Colorado hired Tad Boyle a year ago to take over a struggling program, and he managed to take the Buffaloes to a record-setting season for wins and nearly lead them into the NCAA tournament.
It was a good season that generated some buzz for the Buffs, and during the offseason, Boyle had his name brought up during the Oklahoma and Texas A&M coaching searches. His name being floated out there was a sign of respect for what he had managed to achieve in his lone season in the Big 12 -- Colorado being relevant.
As the Buffs leave for the Pac-12, another strong season in what is expected to be a bridge year could start providing answers to the lingering question of whether Boyle will stick around for the long-term.
From the Denver Post:
This year probably wasn’t great timing anyway with his arrival at CU barely a calendar year old. But know this: Colorado is probably going to have to do what it can to up the financial ante if it intends on retaining Boyle past this season and early indications are it will. With incentives Boyle makes just north of $735,000. Don’t be surprised if eventually that number gets pushed to the brink of $1 million or, pardon the pun, a tad more.

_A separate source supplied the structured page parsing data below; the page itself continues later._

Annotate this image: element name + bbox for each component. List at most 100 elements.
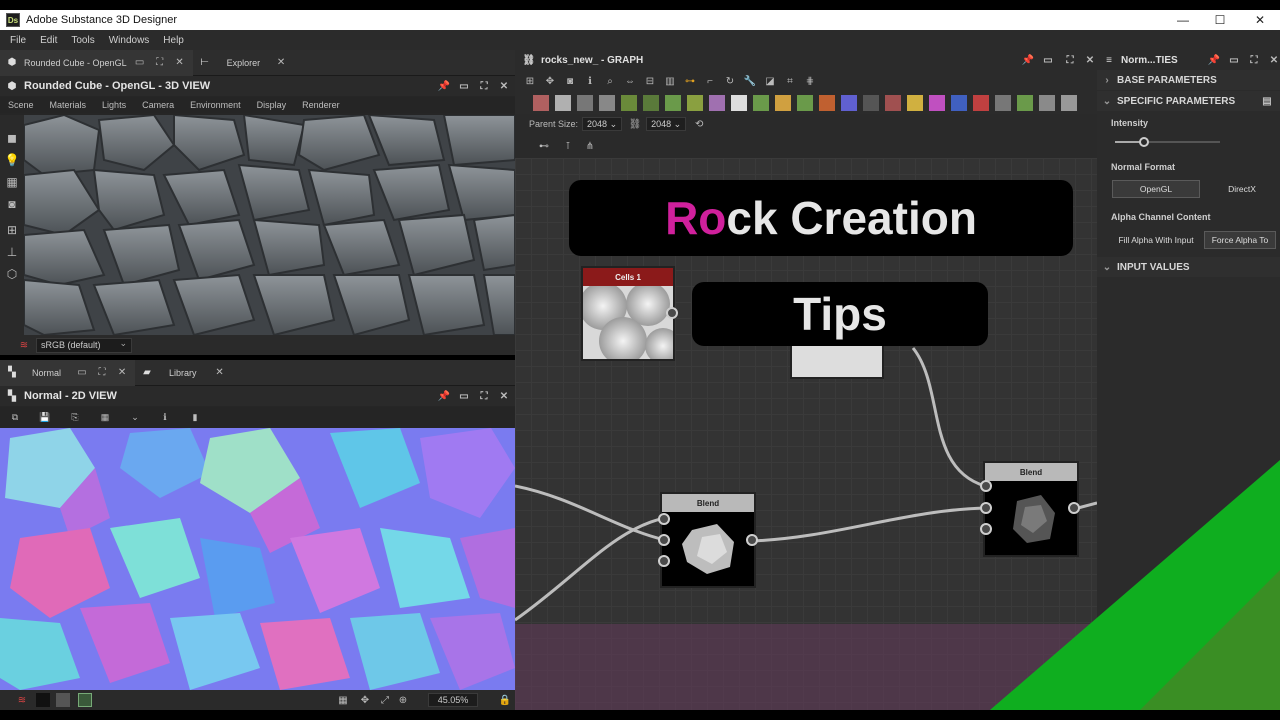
maximize-icon[interactable]: ⛶ bbox=[477, 389, 491, 403]
menu-display[interactable]: Display bbox=[257, 100, 287, 110]
close-icon[interactable]: ✕ bbox=[497, 79, 511, 93]
tiling-icon[interactable]: ▦ bbox=[98, 411, 112, 425]
node-cells[interactable]: Cells 1 bbox=[579, 266, 681, 365]
close-icon[interactable]: ✕ bbox=[1267, 53, 1280, 67]
align-icon[interactable]: ⊟ bbox=[643, 74, 657, 88]
layers-icon[interactable]: ≋ bbox=[16, 694, 28, 706]
info-icon[interactable]: ℹ bbox=[158, 411, 172, 425]
minimize-button[interactable]: — bbox=[1163, 10, 1203, 30]
reset-icon[interactable]: ⟲ bbox=[692, 117, 706, 131]
output-port[interactable] bbox=[666, 307, 678, 319]
colorspace-select[interactable]: sRGB (default) bbox=[36, 337, 132, 353]
tab-library[interactable]: ▰ Library ✕ bbox=[135, 360, 233, 386]
lock-icon[interactable]: 🔒 bbox=[498, 693, 512, 707]
uv-icon[interactable]: ⌄ bbox=[128, 411, 142, 425]
tab-rounded-cube[interactable]: ⬢ Rounded Cube - OpenGL ▭ ⛶ ✕ bbox=[0, 49, 193, 76]
pan-icon[interactable]: ✥ bbox=[358, 693, 372, 707]
3d-viewport[interactable] bbox=[24, 115, 515, 335]
maximize-icon[interactable]: ⛶ bbox=[1247, 53, 1261, 67]
maximize-icon[interactable]: ⛶ bbox=[95, 366, 109, 380]
float-icon[interactable]: ▭ bbox=[133, 56, 147, 70]
menu-lights[interactable]: Lights bbox=[102, 100, 126, 110]
wireframe-cube-icon[interactable]: ⬡ bbox=[0, 263, 24, 285]
menu-scene[interactable]: Scene bbox=[8, 100, 34, 110]
axis-icon[interactable]: ⊥ bbox=[0, 241, 24, 263]
2d-viewport[interactable] bbox=[0, 428, 515, 690]
close-window-button[interactable]: ✕ bbox=[1240, 10, 1280, 30]
menu-materials[interactable]: Materials bbox=[50, 100, 87, 110]
menu-renderer[interactable]: Renderer bbox=[302, 100, 340, 110]
parent-size-width-select[interactable]: 2048 ⌄ bbox=[582, 117, 623, 131]
menu-camera[interactable]: Camera bbox=[142, 100, 174, 110]
section-input-values[interactable]: ⌄ INPUT VALUES bbox=[1097, 257, 1280, 277]
tab-normal[interactable]: ▚ Normal ▭ ⛶ ✕ bbox=[0, 359, 136, 386]
connect-icon[interactable]: ⌐ bbox=[703, 74, 717, 88]
opengl-button[interactable]: OpenGL bbox=[1112, 180, 1200, 198]
tool-icon[interactable]: 🔧 bbox=[743, 74, 757, 88]
snap-icon[interactable]: ⋔ bbox=[583, 139, 597, 153]
refresh-icon[interactable]: ↻ bbox=[723, 74, 737, 88]
output-port[interactable] bbox=[746, 534, 758, 546]
directx-button[interactable]: DirectX bbox=[1204, 180, 1280, 198]
float-icon[interactable]: ▭ bbox=[1041, 53, 1055, 67]
grid-snap-icon[interactable]: ⋕ bbox=[803, 74, 817, 88]
force-alpha-button[interactable]: Force Alpha To bbox=[1204, 231, 1276, 249]
float-icon[interactable]: ▭ bbox=[1227, 53, 1241, 67]
bake-icon[interactable]: ◪ bbox=[763, 74, 777, 88]
float-icon[interactable]: ▭ bbox=[75, 366, 89, 380]
close-icon[interactable]: ✕ bbox=[274, 56, 288, 70]
float-icon[interactable]: ▭ bbox=[457, 79, 471, 93]
grid-icon[interactable]: ▦ bbox=[336, 693, 350, 707]
section-specific-parameters[interactable]: ⌄ SPECIFIC PARAMETERS ▤ bbox=[1097, 91, 1280, 111]
parent-size-height-select[interactable]: 2048 ⌄ bbox=[646, 117, 687, 131]
menu-file[interactable]: File bbox=[10, 35, 26, 46]
tab-explorer[interactable]: ⊢ Explorer ✕ bbox=[193, 50, 295, 76]
search-icon[interactable]: ⌕ bbox=[603, 74, 617, 88]
menu-edit[interactable]: Edit bbox=[40, 35, 57, 46]
image-swatch[interactable] bbox=[78, 693, 92, 707]
intensity-slider-track[interactable] bbox=[1115, 137, 1220, 147]
fill-alpha-button[interactable]: Fill Alpha With Input bbox=[1112, 231, 1200, 249]
zoom-level[interactable]: 45.05% bbox=[428, 693, 478, 707]
frame-icon[interactable]: ⊞ bbox=[523, 74, 537, 88]
grid-icon[interactable]: ⊞ bbox=[0, 219, 24, 241]
camera-icon[interactable]: ◼ bbox=[0, 127, 24, 149]
close-icon[interactable]: ✕ bbox=[213, 366, 227, 380]
maximize-icon[interactable]: ⛶ bbox=[153, 56, 167, 70]
node-blend-1[interactable]: Blend bbox=[660, 492, 756, 588]
histogram-icon[interactable]: ▮ bbox=[188, 411, 202, 425]
info-icon[interactable]: ℹ bbox=[583, 74, 597, 88]
pin-icon[interactable]: 📌 bbox=[1021, 53, 1035, 67]
close-icon[interactable]: ✕ bbox=[173, 56, 187, 70]
fit-icon[interactable]: ⧉ bbox=[8, 411, 22, 425]
fit-icon[interactable]: ⤢ bbox=[378, 693, 392, 707]
maximize-button[interactable]: ☐ bbox=[1200, 10, 1240, 30]
pin-icon[interactable]: 📌 bbox=[437, 79, 451, 93]
input-port-1[interactable] bbox=[658, 513, 670, 525]
dot-icon[interactable]: ⊶ bbox=[683, 74, 697, 88]
zoom-icon[interactable]: ⊕ bbox=[396, 693, 410, 707]
node-hidden-preview[interactable] bbox=[790, 343, 884, 379]
maximize-icon[interactable]: ⛶ bbox=[477, 79, 491, 93]
maximize-icon[interactable]: ⛶ bbox=[1063, 53, 1077, 67]
input-port-2[interactable] bbox=[658, 534, 670, 546]
pin-icon[interactable]: 📌 bbox=[437, 389, 451, 403]
black-swatch[interactable] bbox=[36, 693, 50, 707]
light-bulb-icon[interactable]: 💡 bbox=[0, 149, 24, 171]
menu-tools[interactable]: Tools bbox=[71, 35, 94, 46]
environment-icon[interactable]: ▦ bbox=[0, 171, 24, 193]
close-icon[interactable]: ✕ bbox=[115, 366, 129, 380]
section-base-parameters[interactable]: › BASE PARAMETERS bbox=[1097, 70, 1280, 90]
grey-swatch[interactable] bbox=[56, 693, 70, 707]
link-icon[interactable]: ⇔ bbox=[623, 74, 637, 88]
float-icon[interactable]: ▭ bbox=[457, 389, 471, 403]
link-icon[interactable]: ⛓ bbox=[628, 117, 642, 131]
menu-help[interactable]: Help bbox=[163, 35, 184, 46]
preset-icon[interactable]: ▤ bbox=[1260, 94, 1274, 108]
export-icon[interactable]: ⌗ bbox=[783, 74, 797, 88]
save-icon[interactable]: 💾 bbox=[38, 411, 52, 425]
screenshot-icon[interactable]: ◙ bbox=[0, 193, 24, 215]
align-vertical-icon[interactable]: ⊺ bbox=[561, 139, 575, 153]
close-icon[interactable]: ✕ bbox=[497, 389, 511, 403]
pin-icon[interactable]: 📌 bbox=[1207, 53, 1221, 67]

It’s new territory for a university a little more familiar with firing its coaches of late than having to battle to keep them. But in one season Boyle went from a relative unknown to being on the brink of a bonafide hot commodity.
Given the losses the other teams in the league suffered with early entrants leaving school, Pac-12 success is certainly within reach next season even as the Buffs themselves lose top talent Alec Burks to the NBA draft.
Boyle adds Utah transfer Carlon Brown to the mix in 2011-12 after the 6-foot-5 guard had previously led the Utes in scoring. The Buffs also have a highly regarded recruiting class on its way.
Those are all reasons why Boyle should feel good about his future and his chances at Colorado. It'll be up to the school down the road to do what it takes to keep him.